When Back 4 Blood was announced back in 2019, the news was met with joyous rapture from players who remember Left 4 Dead (and its sequel) back in the day. Those who never played Turtle Rock’s two zombie apocalypse shooters may have just shrugged, which is fair enough. After all, given the number of zombie apocalypse games available, what’s there to get excited about when yet another one is announced?
But for the Left 4 Dead faithful, the eventual arrival of a four-player co-op zombie shooter was something they’d been looking forward to for years. The Left 4 Dead games are arguably two of the best FPS games released in the last two generations of gaming kit. They boast a legacy that Back 4 Blood will find it hard to live up to.
Back 4 Blood’s mountain to climb
There are many reasons for this, but chief among them is the fact that Left 4 Dead arrived at a time when competitive multiplayer – outside of esports at any rate – tended to be pretty one-note. That’s not to say a lot of them weren’t fantastic – they were and still are. It’s to say that players tended to be a little too self-interested. Whether players were engaged in a match that was a variation of Domination, Capture The Flag, Team Deathmatch, and more, in a lot of instances, it was every player for themselves.
Entering a public lobby potentially put really good players in the company of noobs and, depending on how quickly they adapted, the former could find their chances of victory hamstrung by the latter.
Co-op shooters could also be problematic; players could become frustrated by members of their team hoovering up all the guns, ammo and health packs and hoarding them, leaving the rest of the team on the back foot. Even when this wasn’t an issue, the lack of cohesion between teammates could be a problem; Bulletstorm’s multiplayer was great in theory, for example, but if the majority of the players didn’t know about the connection between stylish kills and advancement, the experience ended up being frustrating.
Work as a team or die
The Left 4 Dead games cut through all of these problems by presenting players with a brutally simple premise: if you all don’t work together, you are going to die. Faced with a rabid rank-and-file zombie horde and a couple of variants that brought the pain in back-breaking fashion, players had to work as a team.
This meant sharing ammo, sharing health packs, running to the rescue of a fallen comrade, and generally playing ball with each other. Lone wolves who refused to do this were quickly kicked from the gaming lobby – even if they all started off in a public match. If said lone wolf was the host, they quickly found all the other players leaving.
A broken world with decent people
Adding to this delightful core experience were a set of exceptionally well-rounded and interesting characters and world-building that was off the scale.

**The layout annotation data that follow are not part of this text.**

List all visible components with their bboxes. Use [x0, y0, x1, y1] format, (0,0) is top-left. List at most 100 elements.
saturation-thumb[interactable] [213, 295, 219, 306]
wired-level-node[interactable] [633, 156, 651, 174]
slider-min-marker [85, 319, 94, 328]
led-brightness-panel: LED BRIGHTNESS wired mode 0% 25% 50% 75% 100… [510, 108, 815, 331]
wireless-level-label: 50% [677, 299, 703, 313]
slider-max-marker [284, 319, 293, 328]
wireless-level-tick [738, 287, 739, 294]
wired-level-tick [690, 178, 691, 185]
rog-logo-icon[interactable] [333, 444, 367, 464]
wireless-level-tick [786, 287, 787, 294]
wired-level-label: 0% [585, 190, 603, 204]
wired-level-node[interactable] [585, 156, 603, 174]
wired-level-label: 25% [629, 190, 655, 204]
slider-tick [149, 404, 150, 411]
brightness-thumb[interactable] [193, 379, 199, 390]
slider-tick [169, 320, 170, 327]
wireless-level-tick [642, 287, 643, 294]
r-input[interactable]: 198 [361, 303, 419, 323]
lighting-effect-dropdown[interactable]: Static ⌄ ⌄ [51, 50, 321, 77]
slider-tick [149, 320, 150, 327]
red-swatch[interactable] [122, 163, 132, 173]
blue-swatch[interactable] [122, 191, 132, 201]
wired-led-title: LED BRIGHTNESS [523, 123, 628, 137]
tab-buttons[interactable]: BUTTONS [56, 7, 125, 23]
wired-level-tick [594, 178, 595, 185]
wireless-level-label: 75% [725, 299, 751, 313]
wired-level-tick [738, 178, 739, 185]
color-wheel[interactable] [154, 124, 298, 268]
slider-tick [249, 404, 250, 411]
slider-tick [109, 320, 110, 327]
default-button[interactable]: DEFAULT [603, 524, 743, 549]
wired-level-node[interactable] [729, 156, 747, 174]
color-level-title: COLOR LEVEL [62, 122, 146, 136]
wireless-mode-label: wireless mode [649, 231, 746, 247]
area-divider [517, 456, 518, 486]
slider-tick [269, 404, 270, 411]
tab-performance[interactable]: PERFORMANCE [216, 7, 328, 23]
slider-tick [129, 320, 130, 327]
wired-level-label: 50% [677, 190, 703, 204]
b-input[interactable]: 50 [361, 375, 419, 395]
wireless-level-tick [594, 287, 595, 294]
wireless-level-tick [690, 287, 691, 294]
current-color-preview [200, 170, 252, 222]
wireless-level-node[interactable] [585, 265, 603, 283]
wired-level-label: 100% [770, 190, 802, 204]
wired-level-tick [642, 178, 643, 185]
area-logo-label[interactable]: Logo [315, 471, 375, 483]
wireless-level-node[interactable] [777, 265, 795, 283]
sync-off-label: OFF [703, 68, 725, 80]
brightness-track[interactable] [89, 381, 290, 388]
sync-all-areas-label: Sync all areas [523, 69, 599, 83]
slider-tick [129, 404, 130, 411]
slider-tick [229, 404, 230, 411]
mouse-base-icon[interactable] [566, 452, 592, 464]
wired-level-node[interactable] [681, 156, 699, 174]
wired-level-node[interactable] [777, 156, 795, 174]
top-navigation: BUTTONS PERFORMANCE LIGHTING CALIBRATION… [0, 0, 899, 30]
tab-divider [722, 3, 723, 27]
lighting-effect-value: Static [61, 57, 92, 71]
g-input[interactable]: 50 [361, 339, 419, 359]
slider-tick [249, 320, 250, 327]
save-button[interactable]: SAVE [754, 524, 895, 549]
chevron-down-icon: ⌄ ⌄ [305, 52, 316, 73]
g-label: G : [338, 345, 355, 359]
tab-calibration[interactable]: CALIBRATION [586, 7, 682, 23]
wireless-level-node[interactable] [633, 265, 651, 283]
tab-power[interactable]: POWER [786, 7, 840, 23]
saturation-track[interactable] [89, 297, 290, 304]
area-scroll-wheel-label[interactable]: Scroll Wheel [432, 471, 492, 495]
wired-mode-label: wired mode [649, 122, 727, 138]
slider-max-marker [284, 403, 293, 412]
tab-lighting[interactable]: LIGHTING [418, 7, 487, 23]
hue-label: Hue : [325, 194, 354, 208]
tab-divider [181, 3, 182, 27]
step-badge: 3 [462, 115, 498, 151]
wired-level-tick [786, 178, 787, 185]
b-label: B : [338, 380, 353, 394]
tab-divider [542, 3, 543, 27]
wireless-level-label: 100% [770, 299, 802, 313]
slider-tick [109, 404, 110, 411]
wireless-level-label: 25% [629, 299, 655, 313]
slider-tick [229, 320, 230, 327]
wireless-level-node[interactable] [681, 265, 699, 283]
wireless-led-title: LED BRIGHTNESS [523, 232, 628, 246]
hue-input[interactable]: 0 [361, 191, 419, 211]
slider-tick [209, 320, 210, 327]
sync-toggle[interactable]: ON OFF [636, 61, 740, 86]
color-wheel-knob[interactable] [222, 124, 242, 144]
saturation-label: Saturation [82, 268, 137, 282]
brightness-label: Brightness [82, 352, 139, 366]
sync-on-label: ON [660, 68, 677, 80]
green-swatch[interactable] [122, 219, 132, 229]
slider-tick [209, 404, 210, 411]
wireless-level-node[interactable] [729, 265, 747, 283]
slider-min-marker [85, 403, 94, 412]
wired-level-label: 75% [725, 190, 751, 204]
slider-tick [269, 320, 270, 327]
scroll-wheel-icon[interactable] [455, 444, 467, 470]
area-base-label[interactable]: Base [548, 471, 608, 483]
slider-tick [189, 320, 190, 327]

For a couple of games with very little story – four poor sods meet up and try to survive – the Left 4 Dead games’ team member made an inedible impression on players. Perhaps it’s because, in both games, the characters were so different from each other – really, before the breakdown of society, these people would have never crossed paths. (My favourite was Nick from Left 4 Dead 2, by the way.)
As was mentioned, special kudos need to be awarded to the team in charge of creating the world these characters inhabited. Apparently taking their inspiration from how the viral epidemic in 1918 affected Spain (the Spanish Flu), Left 4 Dead’s writers succeeded in creating a world in which desperation and panic were palpable – and not just for the players trying to stay alive in it. The environments in the games presented a picture of an eerie, broken-down landscape; this was a world that hadn’t completely collapsed but was in the process of doing so.
Everything from deserted streets (save for the horde) to a burning building, to a hospital having fallen apart, conveyed a sense of hopelessness. Every second wall was scrawled with graffiti messages ranging from helpful to deranged. The developers even had time to toss in vocal and visual references to horror movies and games. The score, while sparse, fit the bill perfectly.
The zombie-ridden road ahead
It’s been a long time since players saw the like of Left 4 Dead, so Back 4 Blood has a lot to live up to. Beyond the gunplay, the card system, the structure (well reported on in this publication), Turtle Rock’s spiritual successor has a big hill to climb. The audience is there – well for the minute – but it’ll be interesting to see how many L4D vets take to it. Well, at least The Witch is nowhere to be seen… yet.